L’objectif : montrer comment les stéréotypes raciaux et sexistes hérités de la colonisation continuent de produire des violences physiques, sociales, économiques et politiques à l’encontre des femmes noires.
Le travail des deux chercheuses vise à demander aux décideurs politiques et aux institutions des réformes concrètes mais aussi à embarquer d’autres associations dans le combat.

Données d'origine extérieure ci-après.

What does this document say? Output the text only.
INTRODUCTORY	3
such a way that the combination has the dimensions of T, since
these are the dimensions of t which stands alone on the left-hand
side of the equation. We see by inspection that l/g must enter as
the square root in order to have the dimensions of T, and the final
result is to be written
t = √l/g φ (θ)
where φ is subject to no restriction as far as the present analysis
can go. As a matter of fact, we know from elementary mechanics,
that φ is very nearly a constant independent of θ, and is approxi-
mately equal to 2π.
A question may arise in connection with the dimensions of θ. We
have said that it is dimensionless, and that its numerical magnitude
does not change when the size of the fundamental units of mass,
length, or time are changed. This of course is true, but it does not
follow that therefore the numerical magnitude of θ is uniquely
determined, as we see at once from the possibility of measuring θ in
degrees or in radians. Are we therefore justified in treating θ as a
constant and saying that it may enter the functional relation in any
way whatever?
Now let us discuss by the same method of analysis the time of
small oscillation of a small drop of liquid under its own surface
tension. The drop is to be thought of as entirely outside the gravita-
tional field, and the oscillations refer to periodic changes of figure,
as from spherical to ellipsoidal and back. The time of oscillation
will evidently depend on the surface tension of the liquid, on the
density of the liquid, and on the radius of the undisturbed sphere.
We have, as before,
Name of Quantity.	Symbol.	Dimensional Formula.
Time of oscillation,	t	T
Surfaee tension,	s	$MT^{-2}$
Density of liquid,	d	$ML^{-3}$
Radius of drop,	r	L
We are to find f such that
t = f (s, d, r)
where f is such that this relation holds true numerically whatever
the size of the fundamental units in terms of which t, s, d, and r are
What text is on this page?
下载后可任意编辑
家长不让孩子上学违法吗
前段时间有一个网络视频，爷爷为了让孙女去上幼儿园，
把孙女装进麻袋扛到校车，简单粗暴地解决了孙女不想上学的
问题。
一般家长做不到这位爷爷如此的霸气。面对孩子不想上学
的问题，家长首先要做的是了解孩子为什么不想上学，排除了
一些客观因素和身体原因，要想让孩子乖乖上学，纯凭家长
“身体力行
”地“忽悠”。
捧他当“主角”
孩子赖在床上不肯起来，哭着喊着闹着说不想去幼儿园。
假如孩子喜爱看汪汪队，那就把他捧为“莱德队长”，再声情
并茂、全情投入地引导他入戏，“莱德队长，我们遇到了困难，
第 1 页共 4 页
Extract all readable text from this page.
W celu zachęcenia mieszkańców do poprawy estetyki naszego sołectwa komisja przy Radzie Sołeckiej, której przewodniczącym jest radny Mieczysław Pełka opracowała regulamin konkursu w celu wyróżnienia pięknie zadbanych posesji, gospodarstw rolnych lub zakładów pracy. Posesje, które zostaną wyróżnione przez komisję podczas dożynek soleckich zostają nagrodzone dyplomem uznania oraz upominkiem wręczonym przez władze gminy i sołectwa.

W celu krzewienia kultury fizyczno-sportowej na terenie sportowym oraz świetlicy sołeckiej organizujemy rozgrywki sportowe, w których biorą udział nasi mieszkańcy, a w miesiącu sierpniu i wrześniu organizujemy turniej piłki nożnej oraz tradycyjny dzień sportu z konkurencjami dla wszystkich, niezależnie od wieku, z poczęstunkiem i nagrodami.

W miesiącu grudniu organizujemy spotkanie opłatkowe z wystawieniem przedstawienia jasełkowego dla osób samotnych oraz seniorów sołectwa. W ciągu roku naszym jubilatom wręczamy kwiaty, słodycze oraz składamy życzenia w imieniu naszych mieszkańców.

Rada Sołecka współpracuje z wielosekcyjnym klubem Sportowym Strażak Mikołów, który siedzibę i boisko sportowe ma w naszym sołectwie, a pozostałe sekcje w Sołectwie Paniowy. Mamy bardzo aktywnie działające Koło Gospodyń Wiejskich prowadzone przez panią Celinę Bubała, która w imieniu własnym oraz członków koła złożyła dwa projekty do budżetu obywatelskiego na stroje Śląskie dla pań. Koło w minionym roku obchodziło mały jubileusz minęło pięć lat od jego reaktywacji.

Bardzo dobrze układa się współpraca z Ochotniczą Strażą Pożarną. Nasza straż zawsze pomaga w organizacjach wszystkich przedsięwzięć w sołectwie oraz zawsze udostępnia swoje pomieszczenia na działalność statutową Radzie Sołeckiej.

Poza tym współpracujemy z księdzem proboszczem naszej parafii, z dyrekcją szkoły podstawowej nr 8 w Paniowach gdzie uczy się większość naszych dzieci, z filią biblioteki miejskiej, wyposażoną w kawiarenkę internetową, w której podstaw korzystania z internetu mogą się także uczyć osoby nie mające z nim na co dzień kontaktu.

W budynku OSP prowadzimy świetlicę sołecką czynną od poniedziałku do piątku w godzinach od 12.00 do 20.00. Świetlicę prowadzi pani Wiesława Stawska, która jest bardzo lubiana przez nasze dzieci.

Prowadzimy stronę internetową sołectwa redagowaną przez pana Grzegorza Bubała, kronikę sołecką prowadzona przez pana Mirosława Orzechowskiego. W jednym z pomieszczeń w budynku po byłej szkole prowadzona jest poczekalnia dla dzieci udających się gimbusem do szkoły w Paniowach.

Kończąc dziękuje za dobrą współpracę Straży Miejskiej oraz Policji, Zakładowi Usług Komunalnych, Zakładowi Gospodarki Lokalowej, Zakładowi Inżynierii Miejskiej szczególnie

Les résultats de l’étude, attendus pour janvier 2026, donneront lieu à plusieurs initiatives : une série de podcasts réunissant chercheuses, militantes et responsables politiques dès le mois d’avril, puis une exposition d’œuvres artistiques, accompagnée de débats publics à l’automne.
Pour AFaLab, l’art est un levier essentiel pour rendre ces sujets accessibles au plus grand nombre. « Utiliser les arts plastiques, la musique, la danse, le stand up nous permet de sortir la conversation des cercles académiques et des ONG », souligne Liliane Umubyeyi. Cette démarche s’est notamment illustrée lors du Wakati Wetu Festival , organisé les 22 et 23 octobre à Nairobi. Un temps fort pour l’association qui a réuni plus de 200 participants autour des enjeux de justice postcoloniale et climatique.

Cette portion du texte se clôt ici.